Valenzuela Rep. Sherwin Gatchalian. FILE PHOTO

MANILA, Philippines—It’s time to clean up the bureaucracy, and one agency that needs to go is the Road Board, which serves as just another unnecessary layer in the process of using the taxes collected from motorists to make roads safer and better, said Valenzuela Rep. Sherwin Gatchalian.

Gatchalian has revived the idea of abolishing the Road Board, saying the Department of Public Works and Highways (DPWH) and Department of Transportation and Communications (DOTC) could very well handle the use of the funds from the motor vehicle users’ charge (MVUC), or the road user’s tax.

The Road Board is in charge of overseeing the use of the MVUC to maintain and improve roads, make them safer, and lessen air pollution.

The board is headed by the DPWH secretary as ex-officio head, while the heads of the DOTC and the budget and finance departments serve as ex-officio members.

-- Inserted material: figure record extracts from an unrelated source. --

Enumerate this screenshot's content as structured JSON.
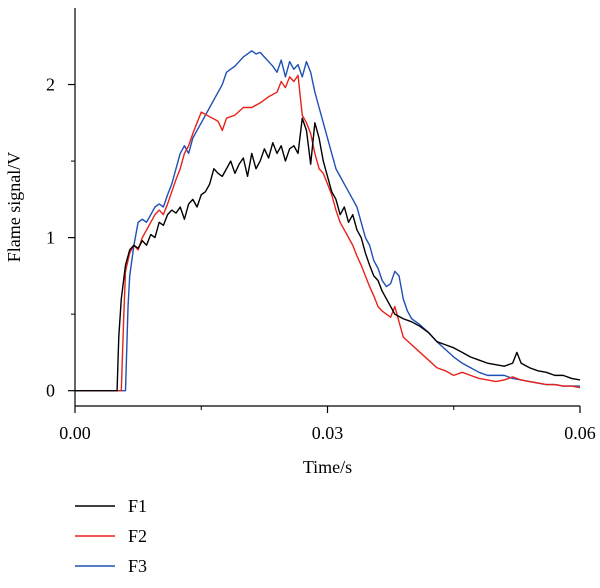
{
  "chart_data": {
    "type": "line",
    "title": "",
    "xlabel": "Time/s",
    "ylabel": "Flame signal/V",
    "xlim": [
      0,
      0.06
    ],
    "ylim": [
      -0.1,
      2.5
    ],
    "x_ticks": [
      {
        "value": 0.0,
        "label": "0.00"
      },
      {
        "value": 0.03,
        "label": "0.03"
      },
      {
        "value": 0.06,
        "label": "0.06"
      }
    ],
    "x_minor_ticks": [
      0.015,
      0.045
    ],
    "y_ticks": [
      {
        "value": 0,
        "label": "0"
      },
      {
        "value": 1,
        "label": "1"
      },
      {
        "value": 2,
        "label": "2"
      }
    ],
    "y_minor_ticks": [
      0.5,
      1.5
    ],
    "grid": false,
    "legend_position": "bottom-left, below plot",
    "series": [
      {
        "name": "F1",
        "color": "#000000",
        "points": [
          [
            0.0,
            0.0
          ],
          [
            0.005,
            0.0
          ],
          [
            0.0052,
            0.35
          ],
          [
            0.0055,
            0.6
          ],
          [
            0.006,
            0.82
          ],
          [
            0.0065,
            0.92
          ],
          [
            0.007,
            0.95
          ],
          [
            0.0075,
            0.93
          ],
          [
            0.008,
            0.98
          ],
          [
            0.0085,
            0.95
          ],
          [
            0.009,
            1.02
          ],
          [
            0.0095,
            1.0
          ],
          [
            0.01,
            1.1
          ],
          [
            0.0105,
            1.08
          ],
          [
            0.011,
            1.15
          ],
          [
            0.0115,
            1.18
          ],
          [
            0.012,
            1.16
          ],
          [
            0.0125,
            1.2
          ],
          [
            0.013,
            1.12
          ],
          [
            0.0135,
            1.22
          ],
          [
            0.014,
            1.25
          ],
          [
            0.0145,
            1.2
          ],
          [
            0.015,
            1.28
          ],
          [
            0.0155,
            1.3
          ],
          [
            0.016,
            1.35
          ],
          [
            0.0165,
            1.45
          ],
          [
            0.017,
            1.42
          ],
          [
            0.0175,
            1.4
          ],
          [
            0.018,
            1.45
          ],
          [
            0.0185,
            1.5
          ],
          [
            0.019,
            1.42
          ],
          [
            0.0195,
            1.48
          ],
          [
            0.02,
            1.52
          ],
          [
            0.0205,
            1.4
          ],
          [
            0.021,
            1.55
          ],
          [
            0.0215,
            1.45
          ],
          [
            0.022,
            1.5
          ],
          [
            0.0225,
            1.58
          ],
          [
            0.023,
            1.52
          ],
          [
            0.0235,
            1.62
          ],
          [
            0.024,
            1.55
          ],
          [
            0.0245,
            1.6
          ],
          [
            0.025,
            1.5
          ],
          [
            0.0255,
            1.58
          ],
          [
            0.026,
            1.6
          ],
          [
            0.0265,
            1.55
          ],
          [
            0.027,
            1.78
          ],
          [
            0.0275,
            1.7
          ],
          [
            0.028,
            1.48
          ],
          [
            0.0285,
            1.75
          ],
          [
            0.029,
            1.65
          ],
          [
            0.0295,
            1.5
          ],
          [
            0.03,
            1.4
          ],
          [
            0.0305,
            1.3
          ],
          [
            0.031,
            1.25
          ],
          [
            0.0315,
            1.15
          ],
          [
            0.032,
            1.2
          ],
          [
            0.0325,
            1.1
          ],
          [
            0.033,
            1.15
          ],
          [
            0.0335,
            1.05
          ],
          [
            0.034,
            1.0
          ],
          [
            0.0345,
            0.9
          ],
          [
            0.035,
            0.82
          ],
          [
            0.0355,
            0.75
          ],
          [
            0.036,
            0.72
          ],
          [
            0.0365,
            0.65
          ],
          [
            0.037,
            0.6
          ],
          [
            0.0375,
            0.55
          ],
          [
            0.038,
            0.5
          ],
          [
            0.039,
            0.47
          ],
          [
            0.04,
            0.45
          ],
          [
            0.041,
            0.42
          ],
          [
            0.042,
            0.38
          ],
          [
            0.043,
            0.32
          ],
          [
            0.044,
            0.3
          ],
          [
            0.045,
            0.28
          ],
          [
            0.046,
            0.25
          ],
          [
            0.047,
            0.22
          ],
          [
            0.048,
            0.2
          ],
          [
            0.049,
            0.18
          ],
          [
            0.05,
            0.17
          ],
          [
            0.051,
            0.16
          ],
          [
            0.052,
            0.18
          ],
          [
            0.0525,
            0.25
          ],
          [
            0.053,
            0.18
          ],
          [
            0.054,
            0.15
          ],
          [
            0.055,
            0.13
          ],
          [
            0.056,
            0.12
          ],
          [
            0.057,
            0.1
          ],
          [
            0.058,
            0.1
          ],
          [
            0.059,
            0.08
          ],
          [
            0.06,
            0.07
          ]
        ]
      },
      {
        "name": "F2",
        "color": "#e8221a",
        "points": [
          [
            0.0,
            0.0
          ],
          [
            0.0055,
            0.0
          ],
          [
            0.0058,
            0.5
          ],
          [
            0.006,
            0.78
          ],
          [
            0.0065,
            0.9
          ],
          [
            0.007,
            0.95
          ],
          [
            0.0075,
            0.92
          ],
          [
            0.008,
            1.0
          ],
          [
            0.0085,
            1.05
          ],
          [
            0.009,
            1.1
          ],
          [
            0.0095,
            1.15
          ],
          [
            0.01,
            1.18
          ],
          [
            0.0105,
            1.15
          ],
          [
            0.011,
            1.22
          ],
          [
            0.0115,
            1.3
          ],
          [
            0.012,
            1.38
          ],
          [
            0.0125,
            1.45
          ],
          [
            0.013,
            1.55
          ],
          [
            0.0135,
            1.6
          ],
          [
            0.014,
            1.68
          ],
          [
            0.0145,
            1.75
          ],
          [
            0.015,
            1.82
          ],
          [
            0.016,
            1.79
          ],
          [
            0.017,
            1.76
          ],
          [
            0.0175,
            1.7
          ],
          [
            0.018,
            1.78
          ],
          [
            0.019,
            1.8
          ],
          [
            0.02,
            1.85
          ],
          [
            0.021,
            1.85
          ],
          [
            0.022,
            1.88
          ],
          [
            0.023,
            1.92
          ],
          [
            0.024,
            1.95
          ],
          [
            0.0245,
            2.02
          ],
          [
            0.025,
            1.98
          ],
          [
            0.0255,
            2.05
          ],
          [
            0.026,
            2.02
          ],
          [
            0.0265,
            2.06
          ],
          [
            0.027,
            1.8
          ],
          [
            0.0275,
            1.75
          ],
          [
            0.028,
            1.68
          ],
          [
            0.0285,
            1.55
          ],
          [
            0.029,
            1.45
          ],
          [
            0.0295,
            1.42
          ],
          [
            0.03,
            1.35
          ],
          [
            0.0305,
            1.28
          ],
          [
            0.031,
            1.18
          ],
          [
            0.0315,
            1.1
          ],
          [
            0.032,
            1.05
          ],
          [
            0.0325,
            1.0
          ],
          [
            0.033,
            0.95
          ],
          [
            0.0335,
            0.88
          ],
          [
            0.034,
            0.82
          ],
          [
            0.0345,
            0.75
          ],
          [
            0.035,
            0.68
          ],
          [
            0.0355,
            0.62
          ],
          [
            0.036,
            0.55
          ],
          [
            0.0365,
            0.52
          ],
          [
            0.037,
            0.5
          ],
          [
            0.0375,
            0.48
          ],
          [
            0.038,
            0.55
          ],
          [
            0.0385,
            0.45
          ],
          [
            0.039,
            0.35
          ],
          [
            0.04,
            0.3
          ],
          [
            0.041,
            0.25
          ],
          [
            0.042,
            0.2
          ],
          [
            0.043,
            0.15
          ],
          [
            0.044,
            0.13
          ],
          [
            0.045,
            0.1
          ],
          [
            0.046,
            0.12
          ],
          [
            0.047,
            0.1
          ],
          [
            0.048,
            0.08
          ],
          [
            0.049,
            0.07
          ],
          [
            0.05,
            0.06
          ],
          [
            0.051,
            0.07
          ],
          [
            0.052,
            0.09
          ],
          [
            0.053,
            0.07
          ],
          [
            0.054,
            0.06
          ],
          [
            0.055,
            0.05
          ],
          [
            0.056,
            0.04
          ],
          [
            0.057,
            0.04
          ],
          [
            0.058,
            0.03
          ],
          [
            0.059,
            0.03
          ],
          [
            0.06,
            0.02
          ]
        ]
      },
      {
        "name": "F3",
        "color": "#1f50b4",
        "points": [
          [
            0.0,
            0.0
          ],
          [
            0.006,
            0.0
          ],
          [
            0.0063,
            0.55
          ],
          [
            0.0065,
            0.75
          ],
          [
            0.007,
            0.95
          ],
          [
            0.0075,
            1.1
          ],
          [
            0.008,
            1.12
          ],
          [
            0.0085,
            1.1
          ],
          [
            0.009,
            1.15
          ],
          [
            0.0095,
            1.2
          ],
          [
            0.01,
            1.22
          ],
          [
            0.0105,
            1.2
          ],
          [
            0.011,
            1.28
          ],
          [
            0.0115,
            1.35
          ],
          [
            0.012,
            1.45
          ],
          [
            0.0125,
            1.55
          ],
          [
            0.013,
            1.6
          ],
          [
            0.0135,
            1.55
          ],
          [
            0.014,
            1.65
          ],
          [
            0.0145,
            1.7
          ],
          [
            0.015,
            1.75
          ],
          [
            0.0155,
            1.8
          ],
          [
            0.016,
            1.85
          ],
          [
            0.0165,
            1.9
          ],
          [
            0.017,
            1.95
          ],
          [
            0.0175,
            2.0
          ],
          [
            0.018,
            2.08
          ],
          [
            0.0185,
            2.1
          ],
          [
            0.019,
            2.12
          ],
          [
            0.0195,
            2.15
          ],
          [
            0.02,
            2.18
          ],
          [
            0.0205,
            2.2
          ],
          [
            0.021,
            2.22
          ],
          [
            0.0215,
            2.2
          ],
          [
            0.022,
            2.21
          ],
          [
            0.0225,
            2.18
          ],
          [
            0.023,
            2.15
          ],
          [
            0.0235,
            2.12
          ],
          [
            0.024,
            2.08
          ],
          [
            0.0245,
            2.16
          ],
          [
            0.025,
            2.05
          ],
          [
            0.0255,
            2.15
          ],
          [
            0.026,
            2.1
          ],
          [
            0.0265,
            2.13
          ],
          [
            0.027,
            2.05
          ],
          [
            0.0275,
            2.15
          ],
          [
            0.028,
            2.08
          ],
          [
            0.0285,
            1.95
          ],
          [
            0.029,
            1.85
          ],
          [
            0.0295,
            1.75
          ],
          [
            0.03,
            1.65
          ],
          [
            0.0305,
            1.55
          ],
          [
            0.031,
            1.45
          ],
          [
            0.0315,
            1.4
          ],
          [
            0.032,
            1.35
          ],
          [
            0.0325,
            1.3
          ],
          [
            0.033,
            1.25
          ],
          [
            0.0335,
            1.2
          ],
          [
            0.034,
            1.1
          ],
          [
            0.0345,
            1.0
          ],
          [
            0.035,
            0.95
          ],
          [
            0.0355,
            0.85
          ],
          [
            0.036,
            0.8
          ],
          [
            0.0365,
            0.72
          ],
          [
            0.037,
            0.68
          ],
          [
            0.0375,
            0.7
          ],
          [
            0.038,
            0.78
          ],
          [
            0.0385,
            0.75
          ],
          [
            0.039,
            0.6
          ],
          [
            0.0395,
            0.52
          ],
          [
            0.04,
            0.47
          ],
          [
            0.041,
            0.43
          ],
          [
            0.042,
            0.38
          ],
          [
            0.043,
            0.32
          ],
          [
            0.044,
            0.27
          ],
          [
            0.045,
            0.22
          ],
          [
            0.046,
            0.18
          ],
          [
            0.047,
            0.15
          ],
          [
            0.048,
            0.12
          ],
          [
            0.049,
            0.1
          ],
          [
            0.05,
            0.1
          ],
          [
            0.051,
            0.1
          ],
          [
            0.052,
            0.08
          ],
          [
            0.053,
            0.07
          ],
          [
            0.054,
            0.06
          ],
          [
            0.055,
            0.05
          ],
          [
            0.056,
            0.04
          ],
          [
            0.057,
            0.04
          ],
          [
            0.058,
            0.03
          ],
          [
            0.059,
            0.03
          ],
          [
            0.06,
            0.03
          ]
        ]
      }
    ]
  }
}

Its three other members are officials from transport and motorists’ organizations.

Going nowhere

There have been earlier proposals to abolish the Road Board amid allegations of irregularities, such as using the road user’s tax for nonpriority or nonrelated projects. These proposals have gone nowhere, however.

Gatchalian, in the bill he filed in late December, said the use of the MVUC for various road improvement projects could still continue. It is just the Road Board that needs to go, he said.

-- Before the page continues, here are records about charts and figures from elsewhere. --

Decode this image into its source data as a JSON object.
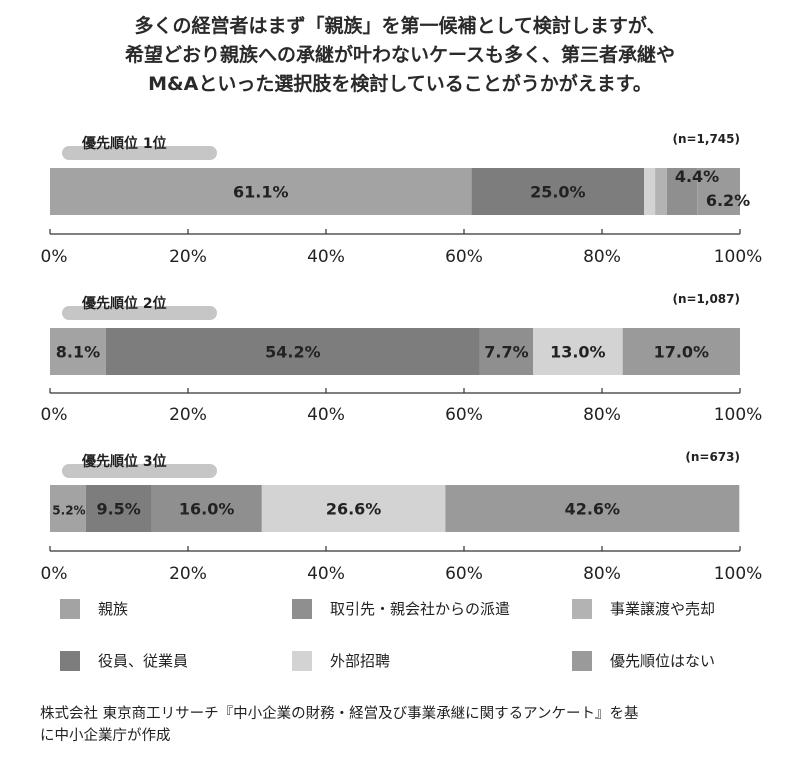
{
  "headline": [
    "多くの経営者はまず「親族」を第一候補として検討しますが、",
    "希望どおり親族への承継が叶わないケースも多く、第三者承継や",
    "M&Aといった選択肢を検討していることがうかがえます。"
  ],
  "colors": {
    "親族": "#a3a3a4",
    "取引先・親会社からの派遣": "#8f8f90",
    "事業譲渡や売却": "#b3b3b4",
    "役員、従業員": "#7d7d7e",
    "外部招聘": "#d3d3d4",
    "優先順位はない": "#9a9a9b"
  },
  "chart_data": [
    {
      "type": "bar",
      "title": "優先順位 1位",
      "n_label": "(n=1,745)",
      "xlim": [
        0,
        100
      ],
      "tick_labels": [
        "0%",
        "20%",
        "40%",
        "60%",
        "80%",
        "100%"
      ],
      "series": [
        {
          "name": "親族",
          "value": 61.1,
          "label": "61.1%"
        },
        {
          "name": "役員、従業員",
          "value": 25.0,
          "label": "25.0%"
        },
        {
          "name": "外部招聘",
          "value": 1.6,
          "label": ""
        },
        {
          "name": "事業譲渡や売却",
          "value": 1.7,
          "label": ""
        },
        {
          "name": "取引先・親会社からの派遣",
          "value": 4.4,
          "label": "4.4%"
        },
        {
          "name": "優先順位はない",
          "value": 6.2,
          "label": "6.2%"
        }
      ]
    },
    {
      "type": "bar",
      "title": "優先順位 2位",
      "n_label": "(n=1,087)",
      "xlim": [
        0,
        100
      ],
      "tick_labels": [
        "0%",
        "20%",
        "40%",
        "60%",
        "80%",
        "100%"
      ],
      "series": [
        {
          "name": "親族",
          "value": 8.1,
          "label": "8.1%"
        },
        {
          "name": "役員、従業員",
          "value": 54.2,
          "label": "54.2%"
        },
        {
          "name": "取引先・親会社からの派遣",
          "value": 7.7,
          "label": "7.7%"
        },
        {
          "name": "外部招聘",
          "value": 13.0,
          "label": "13.0%"
        },
        {
          "name": "優先順位はない",
          "value": 17.0,
          "label": "17.0%"
        }
      ]
    },
    {
      "type": "bar",
      "title": "優先順位 3位",
      "n_label": "(n=673)",
      "xlim": [
        0,
        100
      ],
      "tick_labels": [
        "0%",
        "20%",
        "40%",
        "60%",
        "80%",
        "100%"
      ],
      "series": [
        {
          "name": "親族",
          "value": 5.2,
          "label": "5.2%"
        },
        {
          "name": "役員、従業員",
          "value": 9.5,
          "label": "9.5%"
        },
        {
          "name": "取引先・親会社からの派遣",
          "value": 16.0,
          "label": "16.0%"
        },
        {
          "name": "外部招聘",
          "value": 26.6,
          "label": "26.6%"
        },
        {
          "name": "優先順位はない",
          "value": 42.6,
          "label": "42.6%"
        }
      ]
    }
  ],
  "legend": [
    {
      "name": "親族",
      "label": "親族"
    },
    {
      "name": "取引先・親会社からの派遣",
      "label": "取引先・親会社からの派遣"
    },
    {
      "name": "事業譲渡や売却",
      "label": "事業譲渡や売却"
    },
    {
      "name": "役員、従業員",
      "label": "役員、従業員"
    },
    {
      "name": "外部招聘",
      "label": "外部招聘"
    },
    {
      "name": "優先順位はない",
      "label": "優先順位はない"
    }
  ],
  "source": [
    "株式会社 東京商工リサーチ『中小企業の財務・経営及び事業承継に関するアンケート』を基",
    "に中小企業庁が作成"
  ]
}
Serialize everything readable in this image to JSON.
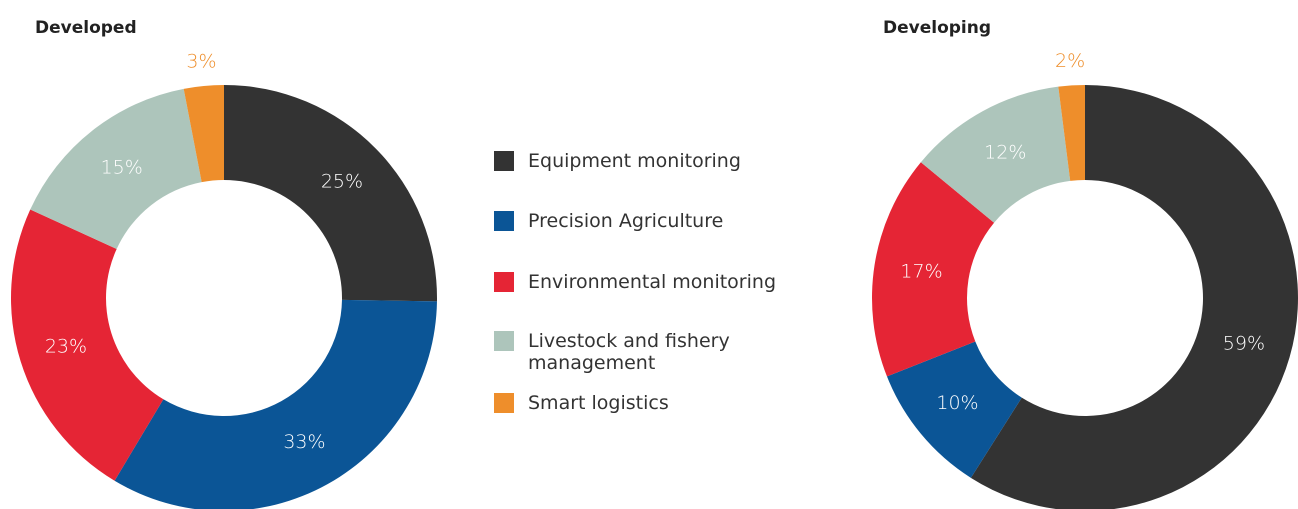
{
  "chart_data": [
    {
      "type": "pie",
      "title": "Developed",
      "categories": [
        "Equipment monitoring",
        "Precision Agriculture",
        "Environmental monitoring",
        "Livestock and fishery management",
        "Smart logistics"
      ],
      "values": [
        25,
        33,
        23,
        15,
        3
      ],
      "value_labels": [
        "25%",
        "33%",
        "23%",
        "15%",
        "3%"
      ],
      "colors": [
        "#333333",
        "#0b5596",
        "#e52535",
        "#adc5bb",
        "#ee8e2b"
      ]
    },
    {
      "type": "pie",
      "title": "Developing",
      "categories": [
        "Equipment monitoring",
        "Precision Agriculture",
        "Environmental monitoring",
        "Livestock and fishery management",
        "Smart logistics"
      ],
      "values": [
        59,
        10,
        17,
        12,
        2
      ],
      "value_labels": [
        "59%",
        "10%",
        "17%",
        "12%",
        "2%"
      ],
      "colors": [
        "#333333",
        "#0b5596",
        "#e52535",
        "#adc5bb",
        "#ee8e2b"
      ]
    }
  ]
}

He argued that since the DPWH and the DOTC are the ones handling the funds from the MVUC, it would be appropriate and practical to delegate the function of the law’s implementation to the agencies which are its primary implementers.

This way, a layer of the bureaucracy is removed, making the system efficient and prompt in its service to the people, he said.

The Gatchalian bill seeks to direct the DPWH and DOTC secretaries to come up with new implementing rules and regulations for the collection and disbursement of the road user’s tax. It also prohibits the two department heads from creating another secretariat to oversee the funds’ use.

Gatchalian said a streamlined bureaucracy is an important component of the Aquino administration program to improve the economy.

“The thrust of our government is to scrap nonessential and redundant programs and services for reallocation to much-needed infrastructure projects, and for augmentation of the health and social services program of the President that will benefit our people, for an ‘all-inclusive growth,’” he said.